I’m obviously out of my depth when it comes to the inner workings of schedulers and hypervisors. I’d love to hear someone more competent explain if it would be able to connect say 5 Xeon workstations with 100G Infiniband in a mesh topology, equip them with a stripped down version of the FreeBSD or Linux kernel and somehow build a working hypervisor atop that?
Thank you!
**Latency estimates: [ usec = microseconds]

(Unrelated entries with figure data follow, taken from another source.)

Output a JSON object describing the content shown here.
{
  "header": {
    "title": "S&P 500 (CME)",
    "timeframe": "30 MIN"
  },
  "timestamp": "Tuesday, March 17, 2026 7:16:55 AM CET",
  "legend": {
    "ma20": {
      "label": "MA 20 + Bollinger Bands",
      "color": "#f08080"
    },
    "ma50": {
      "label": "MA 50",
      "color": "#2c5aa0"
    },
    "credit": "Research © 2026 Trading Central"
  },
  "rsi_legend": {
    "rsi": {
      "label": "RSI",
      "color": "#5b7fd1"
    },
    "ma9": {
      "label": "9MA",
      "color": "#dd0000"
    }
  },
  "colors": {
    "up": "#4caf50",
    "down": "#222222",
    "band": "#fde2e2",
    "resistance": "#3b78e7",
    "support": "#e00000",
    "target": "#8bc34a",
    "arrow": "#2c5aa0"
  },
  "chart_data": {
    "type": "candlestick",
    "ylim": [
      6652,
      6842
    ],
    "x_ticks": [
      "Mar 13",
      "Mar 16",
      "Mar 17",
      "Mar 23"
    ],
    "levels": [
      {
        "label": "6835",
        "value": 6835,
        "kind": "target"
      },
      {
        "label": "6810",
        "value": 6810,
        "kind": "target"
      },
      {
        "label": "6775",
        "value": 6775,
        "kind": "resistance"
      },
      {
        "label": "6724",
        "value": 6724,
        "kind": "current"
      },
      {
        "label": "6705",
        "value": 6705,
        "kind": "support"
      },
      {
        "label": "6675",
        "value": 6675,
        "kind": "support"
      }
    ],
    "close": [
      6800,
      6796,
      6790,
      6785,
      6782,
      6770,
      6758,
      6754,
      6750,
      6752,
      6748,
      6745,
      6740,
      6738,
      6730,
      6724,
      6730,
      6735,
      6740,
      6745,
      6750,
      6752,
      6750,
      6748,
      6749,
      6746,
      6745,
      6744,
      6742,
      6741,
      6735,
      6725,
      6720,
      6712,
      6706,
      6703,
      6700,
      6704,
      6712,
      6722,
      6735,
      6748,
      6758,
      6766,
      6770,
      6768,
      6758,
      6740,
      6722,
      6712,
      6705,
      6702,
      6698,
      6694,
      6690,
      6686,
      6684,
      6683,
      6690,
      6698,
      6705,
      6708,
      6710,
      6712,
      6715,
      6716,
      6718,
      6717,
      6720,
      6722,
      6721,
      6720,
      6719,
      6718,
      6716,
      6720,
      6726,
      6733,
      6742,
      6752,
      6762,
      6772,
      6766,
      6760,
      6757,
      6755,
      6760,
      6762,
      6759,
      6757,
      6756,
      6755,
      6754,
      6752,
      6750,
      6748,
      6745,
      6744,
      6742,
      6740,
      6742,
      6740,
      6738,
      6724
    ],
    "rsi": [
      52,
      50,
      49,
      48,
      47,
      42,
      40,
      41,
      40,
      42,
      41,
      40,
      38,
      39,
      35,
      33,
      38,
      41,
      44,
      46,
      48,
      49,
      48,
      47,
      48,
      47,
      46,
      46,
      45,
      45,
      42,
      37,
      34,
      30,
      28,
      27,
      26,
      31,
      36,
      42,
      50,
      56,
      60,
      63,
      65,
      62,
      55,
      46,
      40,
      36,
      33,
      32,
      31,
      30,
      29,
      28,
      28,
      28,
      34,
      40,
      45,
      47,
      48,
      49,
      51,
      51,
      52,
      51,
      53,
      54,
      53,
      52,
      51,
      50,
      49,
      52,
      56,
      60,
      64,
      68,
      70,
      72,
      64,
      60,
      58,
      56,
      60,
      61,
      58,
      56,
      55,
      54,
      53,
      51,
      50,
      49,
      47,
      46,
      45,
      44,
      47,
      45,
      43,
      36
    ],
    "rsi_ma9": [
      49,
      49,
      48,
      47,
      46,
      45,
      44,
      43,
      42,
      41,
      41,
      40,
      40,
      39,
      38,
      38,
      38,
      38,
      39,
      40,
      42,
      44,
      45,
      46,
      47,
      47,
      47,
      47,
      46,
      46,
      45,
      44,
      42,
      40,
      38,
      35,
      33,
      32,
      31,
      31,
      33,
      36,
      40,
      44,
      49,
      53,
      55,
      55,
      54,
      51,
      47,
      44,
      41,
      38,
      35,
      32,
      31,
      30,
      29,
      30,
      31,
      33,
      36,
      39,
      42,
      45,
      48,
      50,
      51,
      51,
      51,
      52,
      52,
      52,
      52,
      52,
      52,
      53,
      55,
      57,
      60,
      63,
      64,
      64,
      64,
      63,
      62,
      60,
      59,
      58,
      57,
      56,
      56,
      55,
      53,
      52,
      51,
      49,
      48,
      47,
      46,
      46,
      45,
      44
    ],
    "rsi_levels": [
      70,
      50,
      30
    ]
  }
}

1 Gb Ethernet (copper) = 29 - 100 usec
10 Gb Ethernet (Mellanox ConnectX, fibre) = 12.51 usec
EDR Infiniband = 0.5 usec
DDR InfiniBand = 1.72 usec
QDR InfiniBand = 1.67 usec
Main memory reference: 0.1 usec
Mutex lock/unlock = 0.025 usec
Branch mispredict = 0.005 usec
L1 cache reference = 0.0005 usec
It seems that IB has 3 - 15x the latency of main memory. Still, I’m guessing it might be able to have the local memory of the executing CPU predictively fed with most of what said CPU might request, thereby limiting the number of longest waiting times to a minimum. Or not, I don’t know.